Il capo si mostrò sempre preoccupato per il futuro della sua famiglia e dei suo figli, che in quell momento si trovavano lontani da casa. Durante i negoziati al Canon de los Embudos aveva chiesto a Crook di essere riunito alla propria famiglia: “Se non mi lascerai tornare alla riserva, vorrei almeno che mi riportassi la mia famiglia, ovunque vorrai mandarmi…se vogliono venire, falli venire, ma se volessero restare dove sono, lascia che rimangano lì” [7, 261].

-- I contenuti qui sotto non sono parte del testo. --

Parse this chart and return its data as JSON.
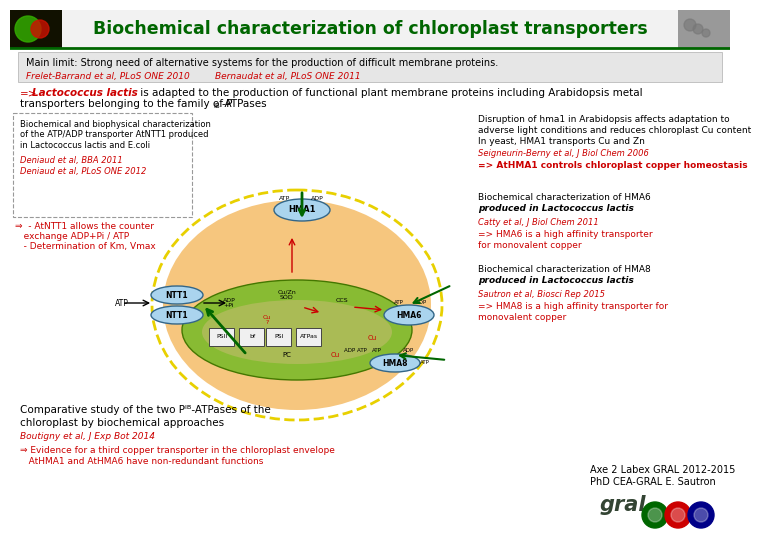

La figlia maggiore di Chihuahua, Ramona, fu tra i primi bimbi Apache inviati dal Florida al collegio industriale per indiani di Carlisle, in Pennsylvania. Dopo vari anni di studio, la ragazza tornò presso la propria famiglia e sposò un altro ex-studente di Carlisle – Aca Daklugie. Molto tempo prima, nei tumultuosi giorni liberi degli Apache, Chihuahua e il suo vecchio amico Juh avevano progettato il matrimonio tra i rispettivi figli e dopo molti anni essi esaudirono i desideri dei propri genitori e si amarono per il resto della propria esistenza [2, 73-74].
Ramona e Aca furono tra gli informatori principali di Eve Ball, insieme a un altro dei figli di Chihuahua, Eugene (1.06.1881–16.12.1965) [18] che era a sua volta sposato con Viola (Ziah) Massai, figlia del famoso bronco [19].
Durante gli anni di prigionia i capi Apache nutrivano una grande ansietà al pensiero dei loro figli costretti a partire per il collegio indiano di Carlisle. Durante un’ispezione in North Caroline nel gennaio 1890 il generale Crook visitò i prigionieri Apache in Alabama. Nelle sue annotazioni circa l’incontro con i capi, il generale riportò le seguenti parole di Chihuahua: “Mia figlia e altri due miei parenti stretti sono andati lontano, a scuola. Vorrei rivederli presto. Puoi fare qualcosa per permettermi di incontrarli presto?” [7, 347]. Un altro vecchio capo in Oklahoma chiese varie volte alle autorità di costruire una scuola vicino alla riserva. [20]
Chihuahua morì il 25 luglio 1901. Fu seppellito nel cimitero che oggi porta il suo nome. Due delle mogli del capo erano morte in Alabama e la sposa più giovane, Ilth-Gazie si risposò poco dopo la sua morte.
Ulzana aveva due mogli (Nah-Zis-Eh, Nahn-Tsh-Klah), due figlie e cinque figli, di cui solo due sopravvissero: Richard (che nel 1894 si recò a studiare a Carlisle) e Samuel (che venne cresciuto da dei parenti, l’ex-scout William Coony (or Coonie, Kuni), e sua moglie Tah-das-te (o Dah-te-ste) [21]. Ulzana morì nella riserva di Fort Sill il 21 dicembre 1909 e fu seppellito nel Chief Chihuahua Apache Cemetery (Comanche County, Oklahoma) accanto a suo fratello, alle mogli e ai figli .
Nell’aprile del 1913, quando il governo rese ufficialmente la libertà ai Chiricahua, i discendenti di Chihuahua e Ulzana si trasferironop nella riserva degli Apache Mescalero nel New Mexico, dove oggi vivono i loro nipoti e bis-nipoti.